The gates open. You can walk out and save yourself, or fuck up and find yourself inside again. Half the women you’ve done time with here will be back. You too, maybe. You find it easier to imagine relapse than redemption.
You’re soft around the middle. Treats coveted, hoarded, crammed in on lonely nights now evident as fat, to be dealt with in a gym or some such place. You wonder: can you even join a gym? Can you do anything that requires you to fill forms, to sign your name, to tick a box? Will there be a question that might trip you up? No guards now, no locks, just a feeling of eyes on your back. You will sleep with a light on like you did when you were a kid. You will hear things and you will jump in the night.
A free woman, you have nowhere to sleep. You plead at hostel doors with promises not to drink (they’ll be broken like bottles). Arrange to bed-share with an insomniac who’ll come and relieve you of your pillow at 8am when you’ll stagger out into daylight looking for … what? A job? A friend? Another bottle of wine? Thoughts are deafening, and what you’re looking for is silence. A sharp memory was once something to be prized, now there’s so much you want to forget.

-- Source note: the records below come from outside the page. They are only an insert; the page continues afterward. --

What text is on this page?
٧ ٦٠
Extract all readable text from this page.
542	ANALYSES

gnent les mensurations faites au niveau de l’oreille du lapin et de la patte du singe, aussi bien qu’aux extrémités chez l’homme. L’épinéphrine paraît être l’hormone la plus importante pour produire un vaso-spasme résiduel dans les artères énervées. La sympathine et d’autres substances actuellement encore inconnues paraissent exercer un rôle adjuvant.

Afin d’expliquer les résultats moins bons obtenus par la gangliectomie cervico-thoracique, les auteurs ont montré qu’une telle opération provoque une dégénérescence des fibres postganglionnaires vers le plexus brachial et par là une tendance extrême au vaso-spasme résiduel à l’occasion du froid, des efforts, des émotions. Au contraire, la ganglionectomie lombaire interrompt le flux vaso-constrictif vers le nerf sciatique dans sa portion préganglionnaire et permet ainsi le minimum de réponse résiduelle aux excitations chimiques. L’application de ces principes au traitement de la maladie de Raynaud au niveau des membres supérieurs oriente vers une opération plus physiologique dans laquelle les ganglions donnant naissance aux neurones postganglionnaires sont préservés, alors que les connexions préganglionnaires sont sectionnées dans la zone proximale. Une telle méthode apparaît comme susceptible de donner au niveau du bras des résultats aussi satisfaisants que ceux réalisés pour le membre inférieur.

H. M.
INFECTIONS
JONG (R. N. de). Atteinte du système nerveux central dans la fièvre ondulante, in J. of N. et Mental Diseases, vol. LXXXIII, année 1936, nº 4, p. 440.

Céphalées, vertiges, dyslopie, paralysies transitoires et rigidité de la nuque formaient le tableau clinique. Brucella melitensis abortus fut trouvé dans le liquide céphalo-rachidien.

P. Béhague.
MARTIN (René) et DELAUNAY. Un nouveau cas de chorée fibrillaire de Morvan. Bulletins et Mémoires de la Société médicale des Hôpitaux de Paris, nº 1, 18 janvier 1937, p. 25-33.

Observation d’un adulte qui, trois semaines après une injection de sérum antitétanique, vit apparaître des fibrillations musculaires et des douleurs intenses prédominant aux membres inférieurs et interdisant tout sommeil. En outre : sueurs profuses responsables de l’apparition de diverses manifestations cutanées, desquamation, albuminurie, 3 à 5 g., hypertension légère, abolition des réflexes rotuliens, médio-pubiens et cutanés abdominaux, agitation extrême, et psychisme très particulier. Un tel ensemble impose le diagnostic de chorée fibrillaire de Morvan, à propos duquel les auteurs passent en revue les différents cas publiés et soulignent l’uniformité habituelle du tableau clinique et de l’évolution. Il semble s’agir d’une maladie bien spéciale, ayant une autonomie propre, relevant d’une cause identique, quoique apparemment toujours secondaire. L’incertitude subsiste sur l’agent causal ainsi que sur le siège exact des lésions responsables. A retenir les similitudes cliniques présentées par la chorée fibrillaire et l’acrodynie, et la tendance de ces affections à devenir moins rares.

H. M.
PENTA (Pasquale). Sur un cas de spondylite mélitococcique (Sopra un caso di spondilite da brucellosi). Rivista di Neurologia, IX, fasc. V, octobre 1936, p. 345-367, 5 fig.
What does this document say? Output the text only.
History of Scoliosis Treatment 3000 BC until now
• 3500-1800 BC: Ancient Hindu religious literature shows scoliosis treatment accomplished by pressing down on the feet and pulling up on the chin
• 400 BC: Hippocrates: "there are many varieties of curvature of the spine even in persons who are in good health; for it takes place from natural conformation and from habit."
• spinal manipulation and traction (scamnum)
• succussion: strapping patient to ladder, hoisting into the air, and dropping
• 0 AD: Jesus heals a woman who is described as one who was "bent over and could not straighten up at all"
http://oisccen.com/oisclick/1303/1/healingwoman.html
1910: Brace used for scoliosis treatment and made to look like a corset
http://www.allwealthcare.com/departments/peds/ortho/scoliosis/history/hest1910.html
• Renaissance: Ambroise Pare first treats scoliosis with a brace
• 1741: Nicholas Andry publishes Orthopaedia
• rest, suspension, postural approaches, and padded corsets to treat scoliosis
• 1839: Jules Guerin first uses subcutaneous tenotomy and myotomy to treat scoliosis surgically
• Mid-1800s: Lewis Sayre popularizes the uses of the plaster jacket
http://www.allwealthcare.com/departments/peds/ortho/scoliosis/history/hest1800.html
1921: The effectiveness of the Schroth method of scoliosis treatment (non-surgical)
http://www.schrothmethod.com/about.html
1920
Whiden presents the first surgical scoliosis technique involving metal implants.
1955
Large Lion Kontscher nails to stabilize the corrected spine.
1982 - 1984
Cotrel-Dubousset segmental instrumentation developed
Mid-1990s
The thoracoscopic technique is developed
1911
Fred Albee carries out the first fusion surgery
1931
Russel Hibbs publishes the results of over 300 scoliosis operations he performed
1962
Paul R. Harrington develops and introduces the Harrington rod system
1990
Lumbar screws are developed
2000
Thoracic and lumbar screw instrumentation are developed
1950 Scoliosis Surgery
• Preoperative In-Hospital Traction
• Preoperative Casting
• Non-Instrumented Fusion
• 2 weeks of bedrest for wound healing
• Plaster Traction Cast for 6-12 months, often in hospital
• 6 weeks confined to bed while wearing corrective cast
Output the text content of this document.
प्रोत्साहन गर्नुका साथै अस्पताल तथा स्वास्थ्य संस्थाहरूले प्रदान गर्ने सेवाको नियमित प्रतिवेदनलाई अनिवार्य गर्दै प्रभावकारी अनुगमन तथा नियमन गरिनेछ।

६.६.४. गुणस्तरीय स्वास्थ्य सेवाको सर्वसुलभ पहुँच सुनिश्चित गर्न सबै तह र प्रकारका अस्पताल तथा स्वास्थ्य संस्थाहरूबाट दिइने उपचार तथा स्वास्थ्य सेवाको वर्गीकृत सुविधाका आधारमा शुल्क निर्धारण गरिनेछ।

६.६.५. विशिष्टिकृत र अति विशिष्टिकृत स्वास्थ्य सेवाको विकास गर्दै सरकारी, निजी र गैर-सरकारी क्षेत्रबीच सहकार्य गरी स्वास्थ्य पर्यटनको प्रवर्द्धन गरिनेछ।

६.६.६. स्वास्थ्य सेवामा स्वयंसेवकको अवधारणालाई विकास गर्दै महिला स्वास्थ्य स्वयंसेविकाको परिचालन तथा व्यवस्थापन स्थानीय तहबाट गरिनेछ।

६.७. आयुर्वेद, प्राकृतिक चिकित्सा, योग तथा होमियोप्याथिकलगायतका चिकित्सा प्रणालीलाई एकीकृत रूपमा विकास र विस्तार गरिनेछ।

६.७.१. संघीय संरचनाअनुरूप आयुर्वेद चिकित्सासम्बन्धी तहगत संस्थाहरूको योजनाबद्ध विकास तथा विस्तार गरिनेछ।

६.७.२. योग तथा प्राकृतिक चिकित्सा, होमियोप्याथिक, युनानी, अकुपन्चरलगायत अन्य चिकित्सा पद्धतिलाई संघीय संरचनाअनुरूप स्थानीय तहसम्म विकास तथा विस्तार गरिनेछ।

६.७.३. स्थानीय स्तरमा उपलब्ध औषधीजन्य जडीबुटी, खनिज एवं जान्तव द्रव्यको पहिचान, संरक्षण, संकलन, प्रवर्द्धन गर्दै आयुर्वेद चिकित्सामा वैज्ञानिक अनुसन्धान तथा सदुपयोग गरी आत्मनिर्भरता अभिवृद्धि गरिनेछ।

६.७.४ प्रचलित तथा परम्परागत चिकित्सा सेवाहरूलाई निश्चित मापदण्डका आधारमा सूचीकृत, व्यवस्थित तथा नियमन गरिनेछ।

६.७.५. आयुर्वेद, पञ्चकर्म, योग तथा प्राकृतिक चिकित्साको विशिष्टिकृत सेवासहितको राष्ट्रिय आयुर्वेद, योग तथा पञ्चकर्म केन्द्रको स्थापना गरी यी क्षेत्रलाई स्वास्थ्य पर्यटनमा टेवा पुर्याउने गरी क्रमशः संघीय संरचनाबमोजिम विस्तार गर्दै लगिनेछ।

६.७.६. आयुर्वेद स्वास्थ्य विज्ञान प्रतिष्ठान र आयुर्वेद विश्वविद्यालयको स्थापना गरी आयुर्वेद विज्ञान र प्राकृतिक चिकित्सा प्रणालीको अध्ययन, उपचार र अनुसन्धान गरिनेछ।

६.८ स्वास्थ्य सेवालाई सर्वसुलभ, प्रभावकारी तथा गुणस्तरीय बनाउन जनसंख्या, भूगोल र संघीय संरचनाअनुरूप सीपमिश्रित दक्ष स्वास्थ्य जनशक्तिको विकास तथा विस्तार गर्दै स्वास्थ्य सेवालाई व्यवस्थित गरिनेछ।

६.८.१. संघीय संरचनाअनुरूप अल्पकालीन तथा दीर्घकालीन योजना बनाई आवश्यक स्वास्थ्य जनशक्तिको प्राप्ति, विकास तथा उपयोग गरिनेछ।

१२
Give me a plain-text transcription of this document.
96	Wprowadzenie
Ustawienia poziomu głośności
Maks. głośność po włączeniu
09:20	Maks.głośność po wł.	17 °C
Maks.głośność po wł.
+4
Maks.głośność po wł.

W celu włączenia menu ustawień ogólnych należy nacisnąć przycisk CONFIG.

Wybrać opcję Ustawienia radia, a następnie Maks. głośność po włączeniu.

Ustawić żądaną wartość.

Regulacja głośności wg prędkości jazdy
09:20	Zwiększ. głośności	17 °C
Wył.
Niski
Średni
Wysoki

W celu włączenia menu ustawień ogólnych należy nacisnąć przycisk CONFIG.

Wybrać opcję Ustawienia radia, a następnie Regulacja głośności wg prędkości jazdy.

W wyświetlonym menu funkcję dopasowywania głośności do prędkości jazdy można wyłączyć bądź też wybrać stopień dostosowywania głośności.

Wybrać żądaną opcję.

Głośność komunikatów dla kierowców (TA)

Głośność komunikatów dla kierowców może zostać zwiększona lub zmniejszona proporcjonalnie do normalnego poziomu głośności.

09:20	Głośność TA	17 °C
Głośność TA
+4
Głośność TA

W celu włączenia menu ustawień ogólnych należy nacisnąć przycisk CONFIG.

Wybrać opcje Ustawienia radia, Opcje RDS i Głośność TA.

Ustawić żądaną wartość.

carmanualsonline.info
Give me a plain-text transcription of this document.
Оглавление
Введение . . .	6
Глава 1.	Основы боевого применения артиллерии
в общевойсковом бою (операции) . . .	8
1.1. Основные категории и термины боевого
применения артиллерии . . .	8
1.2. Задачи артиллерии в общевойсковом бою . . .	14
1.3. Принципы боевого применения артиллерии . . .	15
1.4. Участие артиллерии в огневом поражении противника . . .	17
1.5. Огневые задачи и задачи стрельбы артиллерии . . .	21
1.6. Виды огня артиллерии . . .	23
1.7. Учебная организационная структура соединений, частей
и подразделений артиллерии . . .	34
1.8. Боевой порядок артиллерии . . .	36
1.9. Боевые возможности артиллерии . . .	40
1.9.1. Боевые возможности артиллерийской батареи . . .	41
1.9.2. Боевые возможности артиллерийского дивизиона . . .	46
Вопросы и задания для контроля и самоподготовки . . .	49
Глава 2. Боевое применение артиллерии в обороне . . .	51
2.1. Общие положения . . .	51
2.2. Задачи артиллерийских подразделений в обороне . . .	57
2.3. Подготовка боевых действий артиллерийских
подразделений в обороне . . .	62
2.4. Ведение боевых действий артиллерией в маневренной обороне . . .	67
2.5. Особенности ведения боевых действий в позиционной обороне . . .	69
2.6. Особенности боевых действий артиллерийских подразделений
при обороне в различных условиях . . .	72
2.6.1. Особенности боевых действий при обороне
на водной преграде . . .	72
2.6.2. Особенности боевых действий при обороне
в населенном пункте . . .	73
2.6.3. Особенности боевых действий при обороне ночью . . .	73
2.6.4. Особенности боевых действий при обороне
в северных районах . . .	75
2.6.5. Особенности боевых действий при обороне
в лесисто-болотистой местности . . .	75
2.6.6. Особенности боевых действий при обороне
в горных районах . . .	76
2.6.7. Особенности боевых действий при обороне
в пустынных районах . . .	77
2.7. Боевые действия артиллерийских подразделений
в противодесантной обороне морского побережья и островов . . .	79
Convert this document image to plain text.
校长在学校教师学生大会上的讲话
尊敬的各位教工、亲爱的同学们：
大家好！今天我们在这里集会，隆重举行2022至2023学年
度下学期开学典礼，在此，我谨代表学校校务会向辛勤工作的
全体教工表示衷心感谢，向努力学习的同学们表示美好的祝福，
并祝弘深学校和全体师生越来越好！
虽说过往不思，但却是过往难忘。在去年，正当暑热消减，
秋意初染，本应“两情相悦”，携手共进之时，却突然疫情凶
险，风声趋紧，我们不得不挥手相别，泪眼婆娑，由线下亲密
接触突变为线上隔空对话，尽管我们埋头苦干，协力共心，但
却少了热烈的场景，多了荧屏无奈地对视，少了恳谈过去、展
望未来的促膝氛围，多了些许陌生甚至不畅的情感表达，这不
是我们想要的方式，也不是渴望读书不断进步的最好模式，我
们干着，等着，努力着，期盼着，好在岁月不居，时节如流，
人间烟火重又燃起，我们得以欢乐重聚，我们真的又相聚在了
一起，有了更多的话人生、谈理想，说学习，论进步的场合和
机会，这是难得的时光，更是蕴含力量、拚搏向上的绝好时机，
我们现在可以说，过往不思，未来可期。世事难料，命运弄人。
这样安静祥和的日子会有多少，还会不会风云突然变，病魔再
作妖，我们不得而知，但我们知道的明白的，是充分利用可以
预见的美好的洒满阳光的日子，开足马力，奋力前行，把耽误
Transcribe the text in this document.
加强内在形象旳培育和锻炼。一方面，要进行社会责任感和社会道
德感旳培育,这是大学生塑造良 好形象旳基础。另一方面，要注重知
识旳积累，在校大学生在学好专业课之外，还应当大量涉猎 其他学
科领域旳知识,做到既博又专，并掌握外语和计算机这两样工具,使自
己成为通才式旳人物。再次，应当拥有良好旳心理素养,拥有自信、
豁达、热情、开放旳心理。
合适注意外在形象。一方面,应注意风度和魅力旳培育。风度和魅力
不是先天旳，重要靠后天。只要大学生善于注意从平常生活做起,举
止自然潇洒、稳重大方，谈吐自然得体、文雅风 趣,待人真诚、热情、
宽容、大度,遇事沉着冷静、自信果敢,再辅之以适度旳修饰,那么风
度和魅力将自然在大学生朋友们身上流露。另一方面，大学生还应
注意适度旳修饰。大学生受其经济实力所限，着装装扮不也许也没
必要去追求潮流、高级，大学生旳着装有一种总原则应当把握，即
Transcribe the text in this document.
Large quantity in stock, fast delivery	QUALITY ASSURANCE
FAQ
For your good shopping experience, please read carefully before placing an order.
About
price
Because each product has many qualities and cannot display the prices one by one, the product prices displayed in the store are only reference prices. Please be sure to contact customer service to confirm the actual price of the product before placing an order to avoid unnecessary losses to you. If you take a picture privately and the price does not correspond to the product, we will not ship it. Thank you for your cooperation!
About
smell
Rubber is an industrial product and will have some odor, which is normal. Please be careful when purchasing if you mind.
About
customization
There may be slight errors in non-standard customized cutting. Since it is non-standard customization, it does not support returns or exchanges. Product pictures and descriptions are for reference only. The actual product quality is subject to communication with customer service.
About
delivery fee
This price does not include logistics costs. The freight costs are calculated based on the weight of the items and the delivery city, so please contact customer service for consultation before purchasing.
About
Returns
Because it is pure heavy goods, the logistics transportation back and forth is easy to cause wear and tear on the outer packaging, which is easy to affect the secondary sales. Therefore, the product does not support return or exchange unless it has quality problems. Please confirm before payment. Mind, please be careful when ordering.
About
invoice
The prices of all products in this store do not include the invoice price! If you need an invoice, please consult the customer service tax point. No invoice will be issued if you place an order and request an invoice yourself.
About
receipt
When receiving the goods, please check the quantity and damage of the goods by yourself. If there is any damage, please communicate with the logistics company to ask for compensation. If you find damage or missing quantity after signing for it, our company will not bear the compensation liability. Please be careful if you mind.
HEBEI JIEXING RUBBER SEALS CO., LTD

For months, you have fantasised about being alone, performing simple acts unwitnessed. Now, you can eat fresh strawberries, send letters in sealed envelopes, get sunburnt, wear clothes that are not dark green, window shop for things you don’t need, dream effortlessly beneath soft blankets. Some of these you did often before you went inside, but they don’t seem right for a person like you now, these indulgences.
He’ll come looking for you, maybe. The city is small, your name easily traced, your face remembered though you’ll be many, many fucks ago now. And if he does, what will you say to him? Lines you rehearsed in your cell feel inadequate. Violent acts are out of the question while on parole. Blame scrambled. His fault? Yours? Sober, you’ll be anxious. Drunk, you’ll say something regrettable.
You remember your last day of freedom, can’t forget it. Blue eyes shining as he told you the plan. The steak dinner you shared, expensive but it didn’t matter because soon you’d be cashed up and heading east, or north or wherever he was going to take you in that stolen car. Can’t fail, he said. Can’t fail. He sped off from the agreed spot at the time he’d told you to be there. You were already in the admissions wing, waiting to be stripped down.